One bird that had been found alive was sent to a wildlife rescue centre, where staff said it appeared “drunk” and unsteady on its feet.

“The bird had had to place its wings on the ground to steady itself, and had leant against the walls of its enclosure to keep upright, they said. After two days the bird fully recovered and was released back into the wild,” according to an article in the British Medical Journal.

And in 2011, photos of a drunk Swedish moose hung up in a tree after eating fermenting apples made headlines around the world.

[An intoxicated moose is discovered entangled in an apple tree by a stunned Swede in Goteborg, Sweden, on Sept. 6, 2011. THE ASSOCIATED PRESS/Per Johansson]

There have been reports of drunk elephants, though the sheer size of them makes some skeptical that they can possibly consume enough fermented fruit to affect their behaviour.

But parrots are known to imbibe and Malaysian pen-tailed tree shrews and the slow loris are well-known quaffers of the animal kingdom, according to another earlier study from Western University.

But despite imbibing at levels that would net an impaired charge, the tree shrews, too, show a preternaturally high tolerance for alcohol.

Bohemian waxwings do have very large livers, relative to their size, Larivee says.

“So they really are meant to be able to handle higher levels of alcohol.

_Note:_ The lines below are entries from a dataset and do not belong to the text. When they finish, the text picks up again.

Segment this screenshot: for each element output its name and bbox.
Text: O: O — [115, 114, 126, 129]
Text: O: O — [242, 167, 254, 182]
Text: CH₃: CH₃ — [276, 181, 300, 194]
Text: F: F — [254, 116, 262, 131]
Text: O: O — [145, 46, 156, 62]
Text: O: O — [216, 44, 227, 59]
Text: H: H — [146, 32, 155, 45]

Despite that, if they do come across a tree where the berries are quite fermented, it will overwhelm their abilities to process that,” she says.

Injuries from flying into windows or vehicles while they’re inebriated can be fatal but, short of that, the birds do recover quite quickly.

There have been no reports yet but “it’s pretty early,” Larivee says. The end of September is normally when they might expect to get calls.

The Yukon animal health unit has a temporary “drunk tank” where the birds can sober up.

“Really our little drunk tanks are hamster cages that we bought at the local pet store,” she says. “It’s the same sort of thing — you need somewhere safe to sober up. We give them somewhere comfortable and dark that has water available and they seem to do quite well with that. It doesn’t take too long.”